Once involved with the task force, Hagelstein's personal interest in traffic issues took more concrete form.

In our conversation, he voices frustration that no specific steps have been taken to curb out-of-control traffic since the task force report was issued last summer. Instead, another committee is at work studying broader issues of transportation policy.

"Because I have a passion for street safety, I feel we are not moving fast enough," Hagelstein says. "I felt we should be implementing some of the recommendations for safer streets in tandem with developing an overall transportation plan."

He says the city claims it does not have the resources - manpower and money - to increase activities to make streets safer, especially in the area of enforcement.

Hagelstein seems unconvinced that the resource issue is what is behind the delay in slowing down traffic and promoting greater safety.

He cited a number of steps that could be taken that would not cost any money, such as passing a city ordinance banning the use of hand-held cell phones while driving.

Another step would be to dictate that motorists should drive with their headlights on at all times, a proven safety practice which is engineered into many newer cars.

The city should also support legislative changes in auto insurance laws to increase incentives for safe drivers by further reducing insurance premiums for those with good driving records, rather than only penalizing bad drivers with higher premiums.

Another step, he said, would be a "big, more creative or innovative enforcement effort. What we've been doing doesn't work. That's a given," which would require a shift of resources.

He suggests that all city DPW vehicles, including "dump trucks," be made available for traffic enforcement, by equipping them with radar. "It would be like having another unmarked cruiser on the road."

In early October, I attended one of the two public forums held by the Transportation Committee, at which there appeared to the total consensus on the current lack of rigorous enforcement of traffic rules - whether it was speed limits, running yellow or red lights, ignoring stop signs or passing in restricted lanes.

But, of course, this consensus arose from a mere 30 or 40 people out of a city population of almost 30,000, who took the trouble to show up at the forum.

Hagelstein believes public apathy is as much a cause of the spiraling traffic problems as bad, irritable, dangerous drivers. "Why should the city chase after this problem if the public is not sufficiently interested, " he asks.

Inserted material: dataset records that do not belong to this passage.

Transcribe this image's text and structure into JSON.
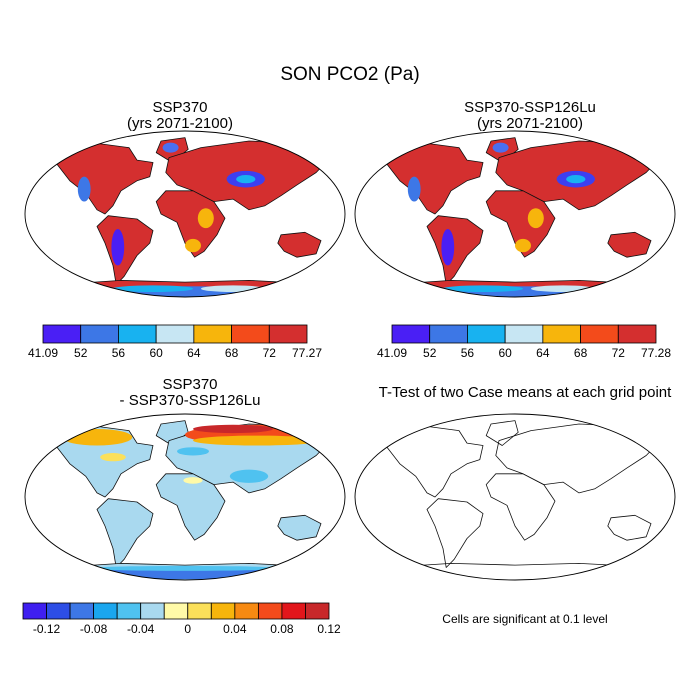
{
  "figure": {
    "title": "SON PCO2 (Pa)"
  },
  "chart_data": [
    {
      "type": "heatmap",
      "panel": "top-left",
      "title_line1": "SSP370",
      "title_line2": "(yrs 2071-2100)",
      "colorbar": {
        "min_label": "41.09",
        "max_label": "77.27",
        "ticks": [
          "52",
          "56",
          "60",
          "64",
          "68",
          "72"
        ],
        "colors": [
          "#4a1ff5",
          "#3d77e6",
          "#18b2f0",
          "#c7e6f3",
          "#f7b50c",
          "#f34b1b",
          "#d42f2f"
        ]
      }
    },
    {
      "type": "heatmap",
      "panel": "top-right",
      "title_line1": "SSP370-SSP126Lu",
      "title_line2": "(yrs 2071-2100)",
      "colorbar": {
        "min_label": "41.09",
        "max_label": "77.28",
        "ticks": [
          "52",
          "56",
          "60",
          "64",
          "68",
          "72"
        ],
        "colors": [
          "#4a1ff5",
          "#3d77e6",
          "#18b2f0",
          "#c7e6f3",
          "#f7b50c",
          "#f34b1b",
          "#d42f2f"
        ]
      }
    },
    {
      "type": "heatmap",
      "panel": "bottom-left",
      "title_line1": "SSP370",
      "title_line2": "- SSP370-SSP126Lu",
      "colorbar": {
        "labels": [
          "-0.12",
          "-0.08",
          "-0.04",
          "0",
          "0.04",
          "0.08",
          "0.12"
        ],
        "colors": [
          "#3f1ff0",
          "#2d4ee6",
          "#3d77e6",
          "#1aa6ee",
          "#4fc2f0",
          "#a9d9ef",
          "#fffaa8",
          "#fbe05a",
          "#f7b50c",
          "#f78a12",
          "#f34b1b",
          "#e2161b",
          "#c8282a"
        ]
      }
    },
    {
      "type": "heatmap",
      "panel": "bottom-right",
      "title": "T-Test of two Case means at each grid point",
      "footnote": "Cells are significant at 0.1 level"
    }
  ]
}
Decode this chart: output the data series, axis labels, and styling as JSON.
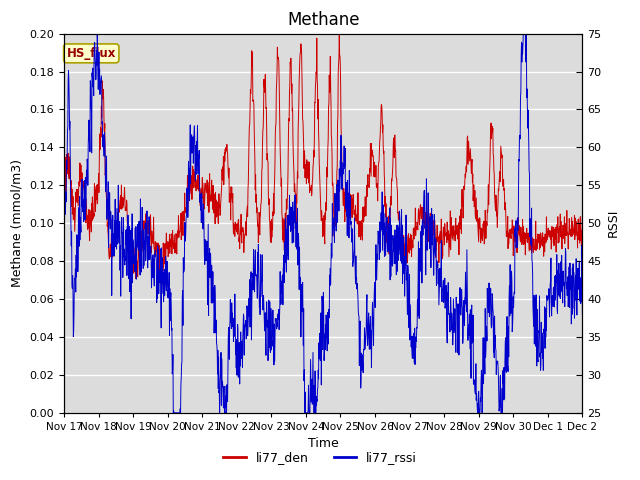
{
  "title": "Methane",
  "xlabel": "Time",
  "ylabel_left": "Methane (mmol/m3)",
  "ylabel_right": "RSSI",
  "ylim_left": [
    0.0,
    0.2
  ],
  "ylim_right": [
    25,
    75
  ],
  "yticks_left": [
    0.0,
    0.02,
    0.04,
    0.06,
    0.08,
    0.1,
    0.12,
    0.14,
    0.16,
    0.18,
    0.2
  ],
  "yticks_right": [
    25,
    30,
    35,
    40,
    45,
    50,
    55,
    60,
    65,
    70,
    75
  ],
  "xtick_labels": [
    "Nov 17",
    "Nov 18",
    "Nov 19",
    "Nov 20",
    "Nov 21",
    "Nov 22",
    "Nov 23",
    "Nov 24",
    "Nov 25",
    "Nov 26",
    "Nov 27",
    "Nov 28",
    "Nov 29",
    "Nov 30",
    "Dec 1",
    "Dec 2"
  ],
  "color_red": "#cc0000",
  "color_blue": "#0000cc",
  "legend_label_red": "li77_den",
  "legend_label_blue": "li77_rssi",
  "box_label": "HS_flux",
  "box_facecolor": "#ffffcc",
  "box_edgecolor": "#aaa000",
  "plot_bg": "#dcdcdc",
  "fig_bg": "#ffffff",
  "grid_color": "#ffffff",
  "title_fontsize": 12,
  "axis_label_fontsize": 9,
  "tick_fontsize": 8
}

A 1999 survey by the Safe Streets Task Force and the Leeds Civic Association found that 73 percent of those responding said speeding on Florence Street was the major traffic issue. "Where were they the other night at the forum," he asks.

In contrast to demonstrations and protests aimed at Saving the Mountain or Saving Old Main, says Hagelstein, "there has never been a protest over death on our highways. We're not going to protest what we're doing wrong."

Nationwide there are some 42,000 traffic fatalities and 3.2 million injuries annually.

Meanwhile, Hagelstein notes that the transportation plan does not use the word "accidents" as causing traffic injuries or deaths. They are "crashes" because the way many people drive "it's just a matter to time before they hurt somebody."

"This is a real proof there is a God and he real busy all over the country trying to save people," says Hagelstein.

Of course, God should not be our only recourse for making our streets safer and keeping our families in tact, but for now it's about the best we can do.